Overview
Context management is the art of providing LLM coding assistants with the right information at the right time. Models have limited context windows, so strategic inclusion and exclusion of code, docs, and instructions directly impacts output quality.
Context Window Sizes
| Model | Context Window | Approx. Lines of Code |
|---|---|---|
| Claude 3.5 Sonnet | 200K tokens | ~50,000 lines |
| GPT-4 Turbo | 128K tokens | ~32,000 lines |
| Gemini 1.5 Pro | 1M tokens | ~250,000 lines |
| Llama 3.1 | 128K tokens | ~32,000 lines |
Strategies
- •Provide only the relevant files — not the entire codebase
- •Summarize large modules with their public API signatures
- •Use file headers to describe purpose and dependencies
- •Front-load the most important context (instructions, types)

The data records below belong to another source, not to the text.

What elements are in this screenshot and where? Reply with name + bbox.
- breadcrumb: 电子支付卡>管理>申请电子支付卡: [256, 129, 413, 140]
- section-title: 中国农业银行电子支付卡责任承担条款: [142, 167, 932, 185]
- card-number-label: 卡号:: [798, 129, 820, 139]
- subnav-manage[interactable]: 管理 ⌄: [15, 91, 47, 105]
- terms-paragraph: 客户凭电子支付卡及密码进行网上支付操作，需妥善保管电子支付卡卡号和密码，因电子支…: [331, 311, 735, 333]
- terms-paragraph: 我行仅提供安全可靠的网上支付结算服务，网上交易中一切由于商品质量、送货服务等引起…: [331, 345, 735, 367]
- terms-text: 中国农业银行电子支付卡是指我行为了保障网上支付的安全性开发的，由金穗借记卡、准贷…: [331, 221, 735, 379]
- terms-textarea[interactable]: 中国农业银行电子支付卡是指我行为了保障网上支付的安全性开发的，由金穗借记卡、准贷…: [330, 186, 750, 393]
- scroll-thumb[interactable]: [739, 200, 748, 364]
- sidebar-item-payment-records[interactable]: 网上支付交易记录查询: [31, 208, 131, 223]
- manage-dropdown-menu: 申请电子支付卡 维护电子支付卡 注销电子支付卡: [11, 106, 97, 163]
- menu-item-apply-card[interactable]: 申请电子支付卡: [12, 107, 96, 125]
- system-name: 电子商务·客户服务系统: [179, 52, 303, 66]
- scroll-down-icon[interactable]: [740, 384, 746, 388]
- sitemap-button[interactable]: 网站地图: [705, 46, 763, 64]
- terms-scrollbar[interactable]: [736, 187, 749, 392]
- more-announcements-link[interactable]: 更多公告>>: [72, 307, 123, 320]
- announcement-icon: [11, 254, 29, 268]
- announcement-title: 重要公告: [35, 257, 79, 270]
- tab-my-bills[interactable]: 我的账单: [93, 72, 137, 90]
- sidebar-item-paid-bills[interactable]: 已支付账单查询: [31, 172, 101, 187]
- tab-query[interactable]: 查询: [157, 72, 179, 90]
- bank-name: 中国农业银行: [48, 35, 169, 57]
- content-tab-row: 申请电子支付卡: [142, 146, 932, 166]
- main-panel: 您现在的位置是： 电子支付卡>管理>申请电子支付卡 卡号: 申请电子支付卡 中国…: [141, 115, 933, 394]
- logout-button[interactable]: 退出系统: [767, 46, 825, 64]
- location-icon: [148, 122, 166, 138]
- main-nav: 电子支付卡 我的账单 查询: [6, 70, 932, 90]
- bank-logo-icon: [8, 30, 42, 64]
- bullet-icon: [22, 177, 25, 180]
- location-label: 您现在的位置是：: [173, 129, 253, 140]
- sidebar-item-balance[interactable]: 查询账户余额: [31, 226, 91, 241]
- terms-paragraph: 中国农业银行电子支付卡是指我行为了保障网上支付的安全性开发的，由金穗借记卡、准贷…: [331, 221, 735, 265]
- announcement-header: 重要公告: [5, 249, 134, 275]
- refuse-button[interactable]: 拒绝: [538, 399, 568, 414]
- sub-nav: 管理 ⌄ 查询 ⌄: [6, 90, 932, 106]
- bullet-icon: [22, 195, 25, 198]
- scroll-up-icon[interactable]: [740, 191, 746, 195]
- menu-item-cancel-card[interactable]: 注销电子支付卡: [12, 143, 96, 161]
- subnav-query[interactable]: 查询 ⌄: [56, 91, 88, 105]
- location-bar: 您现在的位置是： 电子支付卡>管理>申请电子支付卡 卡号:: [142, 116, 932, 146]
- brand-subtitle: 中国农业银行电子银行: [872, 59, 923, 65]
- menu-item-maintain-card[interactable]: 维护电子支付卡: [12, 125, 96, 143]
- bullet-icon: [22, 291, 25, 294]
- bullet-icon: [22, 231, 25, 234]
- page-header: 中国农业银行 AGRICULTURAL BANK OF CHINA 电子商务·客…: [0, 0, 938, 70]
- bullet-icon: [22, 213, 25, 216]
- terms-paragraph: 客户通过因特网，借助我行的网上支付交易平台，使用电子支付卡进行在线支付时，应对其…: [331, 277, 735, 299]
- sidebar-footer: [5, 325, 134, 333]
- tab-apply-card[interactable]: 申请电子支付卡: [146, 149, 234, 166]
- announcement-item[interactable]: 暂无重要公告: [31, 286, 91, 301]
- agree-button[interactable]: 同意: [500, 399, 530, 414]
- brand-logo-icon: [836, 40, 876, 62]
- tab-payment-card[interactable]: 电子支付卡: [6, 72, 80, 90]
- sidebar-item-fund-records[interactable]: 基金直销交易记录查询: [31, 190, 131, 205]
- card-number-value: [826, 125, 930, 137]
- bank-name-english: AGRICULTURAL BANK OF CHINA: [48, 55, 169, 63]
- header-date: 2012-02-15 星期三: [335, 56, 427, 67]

- •Remove conversation history that is no longer relevant
- •Split large tasks into smaller, focused conversations
File Selection Guide
Bug Fix
Include: the buggy code, its tests, related type definitions, and the error message.
New Feature
Include: the nearest similar feature, relevant types, and the routing/API layer where it integrates.
Refactoring
Include: the code to refactor, its tests, and any code that imports/depends on it.